Berikut adalah jawaban yang lebih waras untuk diberikan:

“Saya nggak ikut KKN pak, karena kalau di ITB KKN itu dilaksanakan saat libur kenaikan tingkat, sedangkan saya sendiri memilih untuk mengikuti kegiatan orientasi dengan menjadi mentor dari anak-anak baru, juga orientasi jurusan karena saya adalah salah satu pengkader. Melalui program orientasi ini, saya bisa bantu anak-anak baru dan juga menurunkan nilai-nilai organisasi. Kalau untuk kontribusi ke masyarakat sendiri, saya juga ikut melaksanakan kegiatan comserv dan comdev di himpunan, yang dilaksanakan di weekend.”
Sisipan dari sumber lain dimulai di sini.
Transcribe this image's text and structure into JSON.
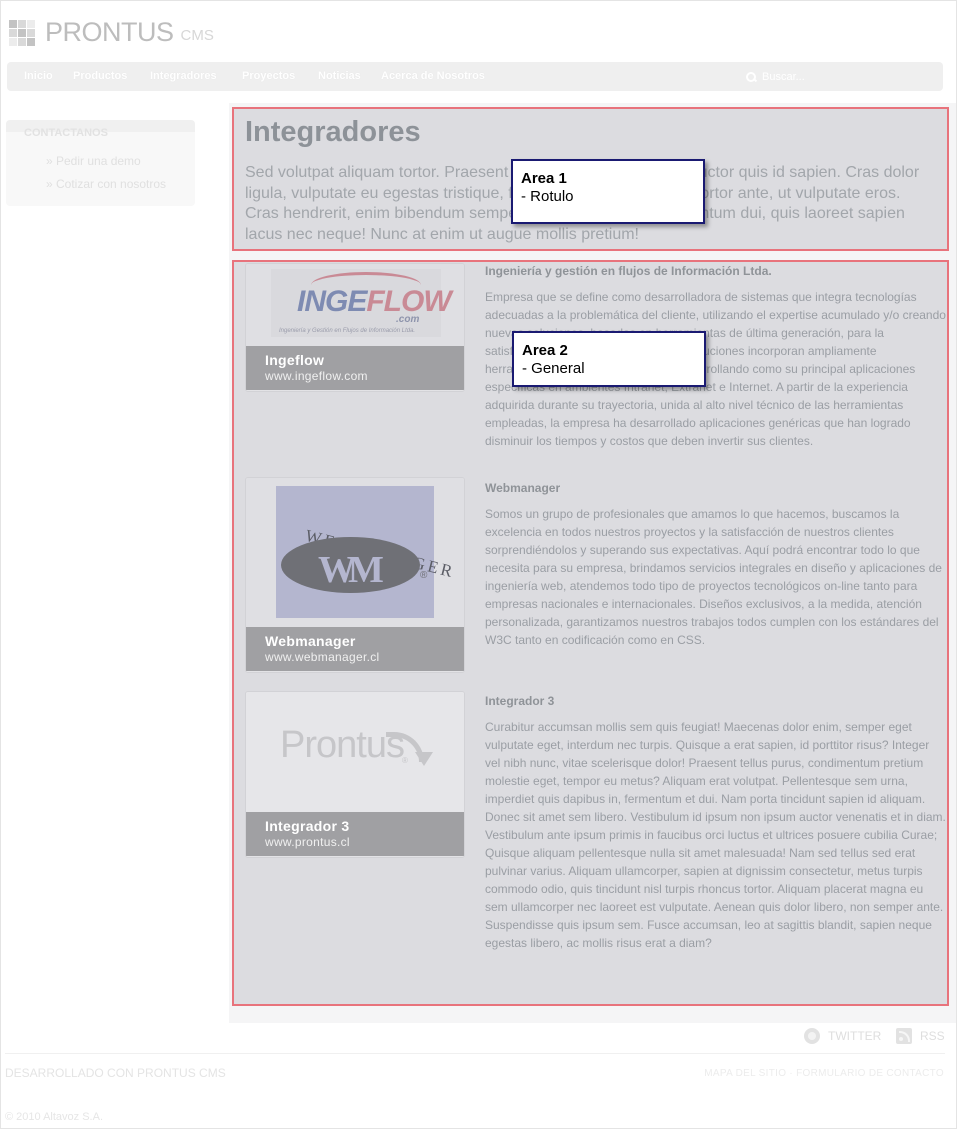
{
  "header": {
    "logo_text": "PRONTUS",
    "logo_sub": "CMS"
  },
  "nav": {
    "items": [
      "Inicio",
      "Productos",
      "Integradores",
      "Proyectos",
      "Noticias",
      "Acerca de Nosotros"
    ],
    "search_placeholder": "Buscar..."
  },
  "sidebar": {
    "title": "CONTACTANOS",
    "links": [
      "» Pedir una demo",
      "» Cotizar con nosotros"
    ]
  },
  "main": {
    "title": "Integradores",
    "intro": "Sed volutpat aliquam tortor. Praesent a purus quis mi tincidunt auctor quis id sapien. Cras dolor ligula, vulputate eu egestas tristique, fermentum vel lorem. Sed tortor ante, ut vulputate eros. Cras hendrerit, enim bibendum semper fringilla, lacus nisi elementum dui, quis laoreet sapien lacus nec neque! Nunc at enim ut augue mollis pretium!",
    "items": [
      {
        "name": "Ingeflow",
        "url": "www.ingeflow.com",
        "logo_word_1": "INGE",
        "logo_word_2": "FLOW",
        "logo_com": ".com",
        "logo_tag": "Ingeniería y Gestión en Flujos de Información Ltda.",
        "title": "Ingeniería y gestión en flujos de Información Ltda.",
        "text": "Empresa que se define como desarrolladora de sistemas que integra tecnologías adecuadas a la problemática del cliente, utilizando el expertise acumulado y/o creando nuevas soluciones, basadas en herramientas de última generación, para la satisfacción de sus necesidades. Sus soluciones incorporan ampliamente herramientas de última generación, desarrollando como su principal aplicaciones específicas en ambientes Intranet, Extranet e Internet. A partir de la experiencia adquirida durante su trayectoria, unida al alto nivel técnico de las herramientas empleadas, la empresa ha desarrollado aplicaciones genéricas que han logrado disminuir los tiempos y costos que deben invertir sus clientes."
      },
      {
        "name": "Webmanager",
        "url": "www.webmanager.cl",
        "logo_word": "WEBMANAGER",
        "logo_mark": "WM",
        "logo_registered": "®",
        "title": "Webmanager",
        "text": "Somos un grupo de profesionales que amamos lo que hacemos, buscamos la excelencia en todos nuestros proyectos y la satisfacción de nuestros clientes sorprendiéndolos y superando sus expectativas. Aquí podrá encontrar todo lo que necesita para su empresa, brindamos servicios integrales en diseño y aplicaciones de ingeniería web, atendemos todo tipo de proyectos tecnológicos on-line tanto para empresas nacionales e internacionales. Diseños exclusivos, a la medida, atención personalizada, garantizamos nuestros trabajos todos cumplen con los estándares del W3C tanto en codificación como en CSS."
      },
      {
        "name": "Integrador 3",
        "url": "www.prontus.cl",
        "logo_word": "Prontus",
        "logo_registered": "®",
        "title": "Integrador 3",
        "text": "Curabitur accumsan mollis sem quis feugiat! Maecenas dolor enim, semper eget vulputate eget, interdum nec turpis. Quisque a erat sapien, id porttitor risus? Integer vel nibh nunc, vitae scelerisque dolor! Praesent tellus purus, condimentum pretium molestie eget, tempor eu metus? Aliquam erat volutpat. Pellentesque sem urna, imperdiet quis dapibus in, fermentum et dui. Nam porta tincidunt sapien id aliquam. Donec sit amet sem libero. Vestibulum id ipsum non ipsum auctor venenatis et in diam. Vestibulum ante ipsum primis in faucibus orci luctus et ultrices posuere cubilia Curae; Quisque aliquam pellentesque nulla sit amet malesuada! Nam sed tellus sed erat pulvinar varius. Aliquam ullamcorper, sapien at dignissim consectetur, metus turpis commodo odio, quis tincidunt nisl turpis rhoncus tortor. Aliquam placerat magna eu sem ullamcorper nec laoreet est vulputate. Aenean quis dolor libero, non semper ante. Suspendisse quis ipsum sem. Fusce accumsan, leo at sagittis blandit, sapien neque egestas libero, ac mollis risus erat a diam?"
      }
    ]
  },
  "annotations": {
    "area1": {
      "title": "Area 1",
      "subtitle": "- Rotulo"
    },
    "area2": {
      "title": "Area 2",
      "subtitle": "- General"
    }
  },
  "footer": {
    "twitter": "TWITTER",
    "rss": "RSS",
    "developed_by": "DESARROLLADO CON PRONTUS CMS",
    "links": "MAPA DEL SITIO · FORMULARIO DE CONTACTO",
    "copyright": "© 2010 Altavoz S.A."
  },
  "colors": {
    "highlight_border": "#e8737c",
    "highlight_fill": "#dcdce0",
    "label_border": "#1a1a72"
  }
}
Ya intinya, kasih jawaban yang diplomatis. Sebenernya ada lagi sih jawaban lanjutanku yang lebh fail lagi HAHA tapi terlalu memalukan untuk diketik disini jadi biarlah itu menjadi rahasia. Cuma ya, lagi-lagi kalau emang kamu ga ikut KKN, carilah alasan kegiatan lain yang acceptable, yang juga nunjukin kalo kamu bukan manusia mageran, tapi ya simply you have better things that you’re more interested in doing. Plus tambahin aja detil kalau kamu juga mengabdi kok, cuman gak melalui program KKN.

Seberapa yakin kamu akan diterima di program ini?
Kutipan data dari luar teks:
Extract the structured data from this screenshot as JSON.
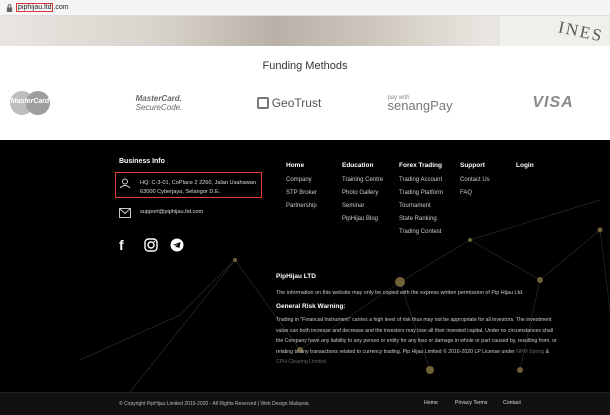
{
  "browser": {
    "url_host": "piphijau.ltd",
    "url_suffix": ".com"
  },
  "hero": {
    "watermark": "INES"
  },
  "funding": {
    "title": "Funding Methods",
    "logos": {
      "mastercard": "MasterCard",
      "mc_securecode_line1": "MasterCard.",
      "mc_securecode_line2": "SecureCode.",
      "geotrust": "GeoTrust",
      "senang_small": "pay with",
      "senang_big": "senangPay",
      "visa": "VISA"
    }
  },
  "footer": {
    "business_info": {
      "title": "Business Info",
      "address_line1": "HQ: C-3-01, CoPlace 2 2260, Jalan Usahawan",
      "address_line2": "63000 Cyberjaya, Selangor D.E.",
      "email": "support@piphijau.ltd.com"
    },
    "nav": {
      "home": {
        "title": "Home",
        "items": [
          "Company",
          "STP Broker",
          "Partnership"
        ]
      },
      "education": {
        "title": "Education",
        "items": [
          "Training Centre",
          "Photo Gallery",
          "Seminar",
          "PipHijau Blog"
        ]
      },
      "forex": {
        "title": "Forex Trading",
        "items": [
          "Trading Account",
          "Trading Platform",
          "Tournament",
          "State Ranking",
          "Trading Contest"
        ]
      },
      "support": {
        "title": "Support",
        "items": [
          "Contact Us",
          "FAQ"
        ]
      },
      "login": {
        "title": "Login"
      }
    },
    "social": {
      "facebook": "f"
    },
    "company_title": "PipHijau LTD",
    "info_line": "The information on this website may only be copied with the express written permission of Pip Hijau Ltd.",
    "risk_title": "General Risk Warning:",
    "risk_lines": [
      "Trading in \"Financial Instrument\" carries a high level of risk thus may not be appropriate for all investors. The investment",
      "value can both increase and decrease and the investors may lose all their invested capital. Under no circumstances shall",
      "the Company have any liability to any person or entity for any loss or damage in whole or part caused by, resulting from, or",
      "relating to any transactions related to currency trading. Pip Hijau Limited © 2016-2020 LP License under"
    ],
    "risk_link1": "NPM Spring",
    "risk_amp": "&",
    "risk_link2": "CPH Clearing Limited.",
    "copyright": "© Copyright PipHijau Limited 2016-2020 - All Rights Reserved | Web Design Malaysia",
    "bottom_links": {
      "home": "Home",
      "privacy": "Privacy Terms",
      "contact": "Contact"
    }
  }
}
Konteks, ini adalah wawancara keduaku, dan tahun kedua aku harus re-apply ke universitas di Swedia karena mereka nggak mengenal konsep deferral (mundurin acceptance ke tahun depan). Jadi aku harus apply dari awal lagi.
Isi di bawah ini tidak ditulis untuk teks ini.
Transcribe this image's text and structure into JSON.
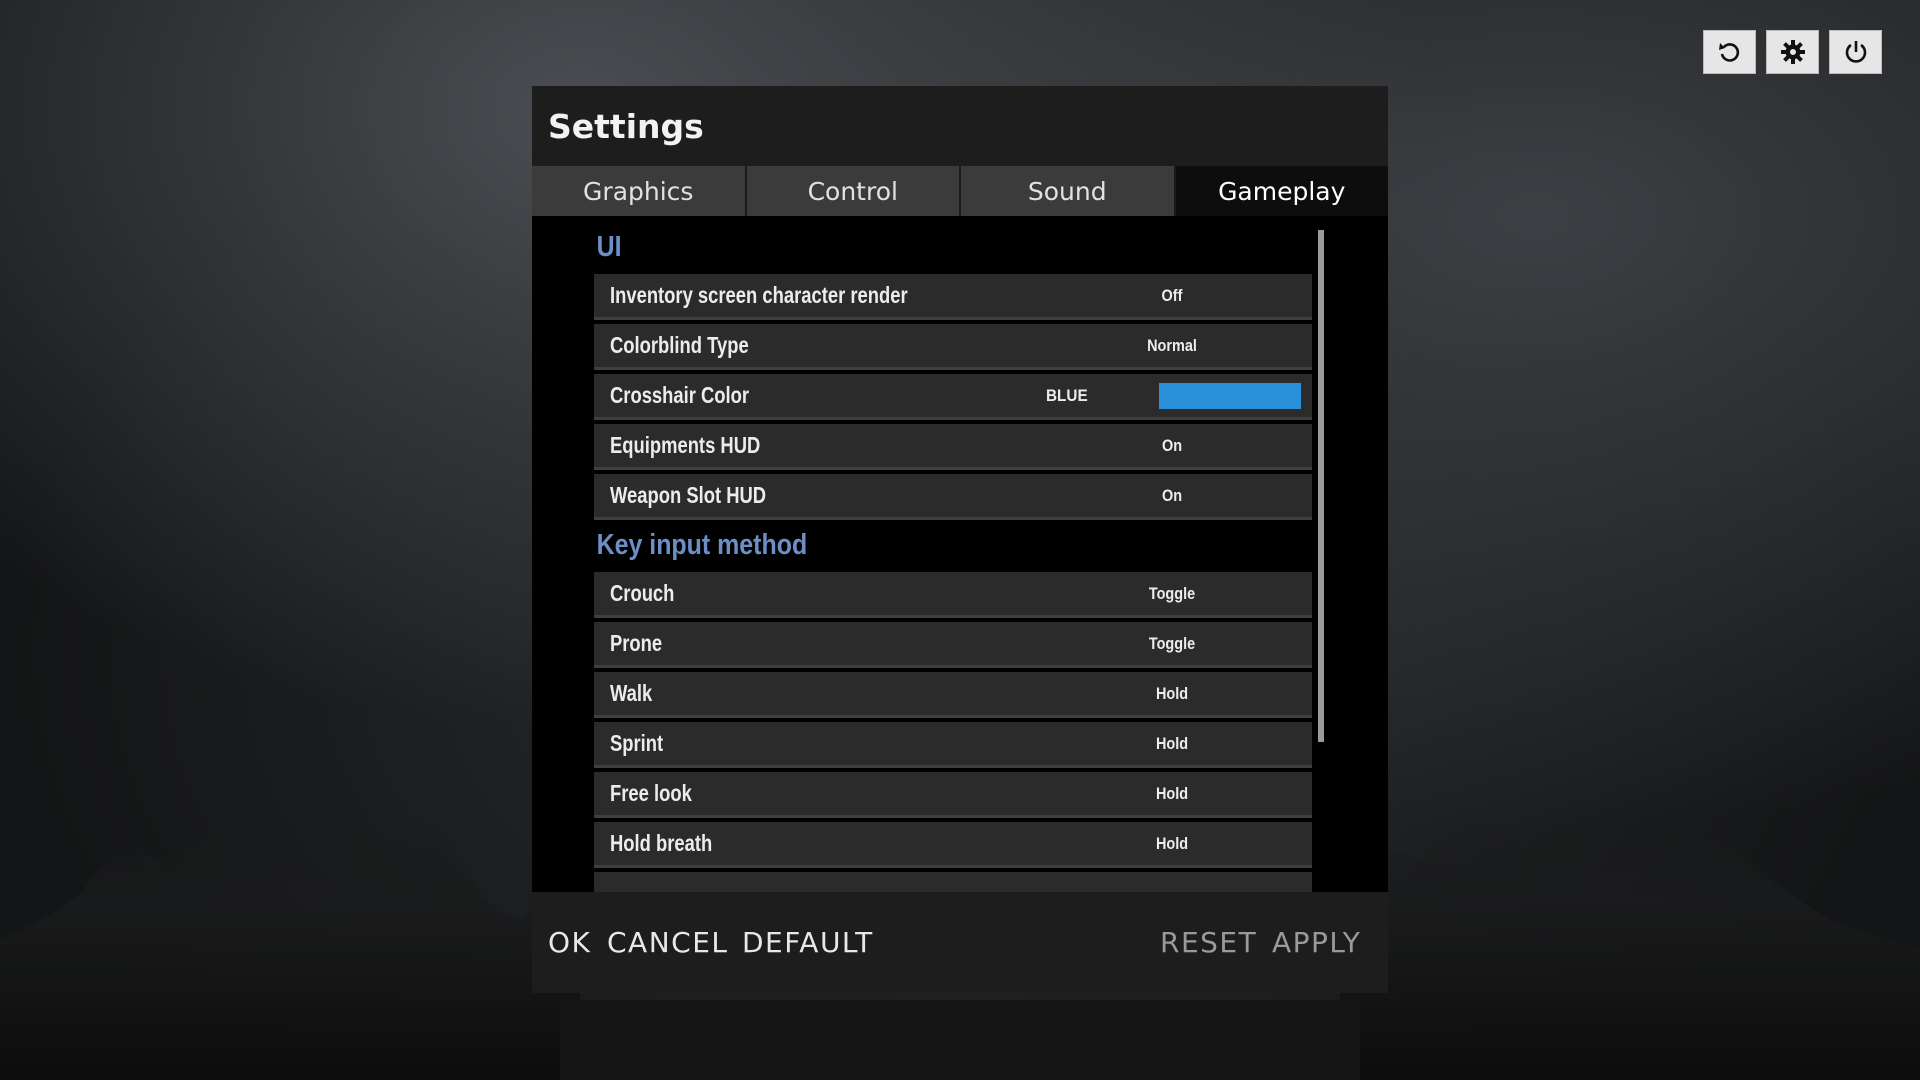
{
  "top_icons": [
    {
      "name": "refresh-icon"
    },
    {
      "name": "gear-icon"
    },
    {
      "name": "power-icon"
    }
  ],
  "panel": {
    "title": "Settings"
  },
  "tabs": [
    {
      "label": "Graphics",
      "active": false
    },
    {
      "label": "Control",
      "active": false
    },
    {
      "label": "Sound",
      "active": false
    },
    {
      "label": "Gameplay",
      "active": true
    }
  ],
  "sections": {
    "ui": {
      "title": "UI",
      "rows": [
        {
          "label": "Inventory screen character render",
          "value": "Off"
        },
        {
          "label": "Colorblind Type",
          "value": "Normal"
        },
        {
          "label": "Crosshair Color",
          "value": "BLUE",
          "swatch": "#2a8fd9"
        },
        {
          "label": "Equipments HUD",
          "value": "On"
        },
        {
          "label": "Weapon Slot HUD",
          "value": "On"
        }
      ]
    },
    "key_input": {
      "title": "Key input method",
      "rows": [
        {
          "label": "Crouch",
          "value": "Toggle"
        },
        {
          "label": "Prone",
          "value": "Toggle"
        },
        {
          "label": "Walk",
          "value": "Hold"
        },
        {
          "label": "Sprint",
          "value": "Hold"
        },
        {
          "label": "Free look",
          "value": "Hold"
        },
        {
          "label": "Hold breath",
          "value": "Hold"
        }
      ]
    }
  },
  "footer": {
    "ok": "OK",
    "cancel": "CANCEL",
    "default": "DEFAULT",
    "reset": "RESET",
    "apply": "APPLY"
  },
  "colors": {
    "section_title": "#6c8fc7",
    "crosshair_swatch": "#2a8fd9"
  }
}
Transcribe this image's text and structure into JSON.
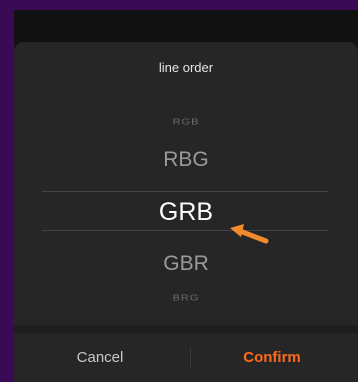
{
  "dialog": {
    "title": "line order",
    "options": [
      "RGB",
      "RBG",
      "GRB",
      "GBR",
      "BRG"
    ],
    "selected": "GRB",
    "cancel_label": "Cancel",
    "confirm_label": "Confirm"
  },
  "colors": {
    "accent": "#ff6a1a",
    "annotation_arrow": "#f28a2e",
    "background": "#3a0a55"
  },
  "icons": {
    "annotation": "arrow-icon"
  }
}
Jawabanku? “Karena tahun lalu saya diterima Pak.”

Bodoh, bodoh, bodoh. Kepedean tak berdasar. Kalau taun lalu keterima terus emangnya taun ini bakal diterima? Menurutku, tak usahlah bahas-bahas histori pendaftaran karena takutnya backfire sepertiqu.

Jawaban yang boleh dicoba:

“Untuk syarat pendaftaran sendiri saya sudah menyiapkan sebaik mungkin Pak, ada tes bahasa, motivation letter, recommendation letter, dan juga CV. Secara akademik, saya pass minimal requirements yang mereka tetapkan, IELTS saya lebih dari cukup, dan untuk motivation letter saya sudah berusaha sebaik mungkin, dibantu proofreading juga oleh teman-teman. Jadi mudah, mudahan saya bisa diterima tahun ini :)”

Tetap humble, dan fokus aja sama persiapan apa saja yang udah dikerjain untuk apply. Jangan kepedean (btw funfact, masa pas tahun kedua aku apply ternyata aplikasiku direject ðŸĪŠðŸĪŠðŸĪŠ terus aku ngajuin banding, bilang kok aku ga diterima? Terus akhirnya direvisi dan aku jadinya diterima sih -,-) -> intinya, kalau mau protes ke admission office, proteslah karena mereka akan menanggapi. Dan jangan mendahului takdir juga WQWQ tau aja si Bapak ternyata w ga diterima.

Jujurly, kayaknya masih ada deh beberapa pertanyaan yang w jawab dengan bodoh, tapi lagi gak inget. Nanti kalau aku inget lagi insyaAllah akan kutambahkan disini deh.

Selamat berlatih 😉

**

Oh anyway, fun story as a bonus for you who have read this til the end:

Di mid-2018 aku sempet ada sosialisasi program gitu, dan yang dateng adalah bapak/ibu dosen dari beberapa universitas di Bandung. Pas aku lagi duduk, ada ibu-ibu di sebrangku, dia kaya ngeliatin aku terus gitu. Pas lagi istirahat, si ibu pun membuka pembicaraan: “Kita kayanya pernah ketemu ya?”

Aku, yang emang susah ngafalin muka orang apalagi kalau cuma 1-2x ketemu doang, gak inget siapa beliau. Jadi aku jawab: “Oh iya Bu? Di acara Kemenristek mungkin ya?”

“Bukan, bukan… Saya dulu yang interview kamu pas LPDP. Kamu yang bapaknya wirausaha itu kan? Gimana sekarang? Udah pulang?”

Kalau waktu itu w belum dapet beasiswa gatau deh gimana rasanya dengerin si ibu ngomong gitu ðŸ˜Ķ W bilang aja, “Oh ngga Bu, saya gak dapet LPDP. Dua kali nyoba nggak keterima.”

Terus si ibunya jadi gaenak, jadi aku lanjut bilang kalau aku udah dapet beasiswa dari tempat lain dan akan berangkat Agustus tahun itu.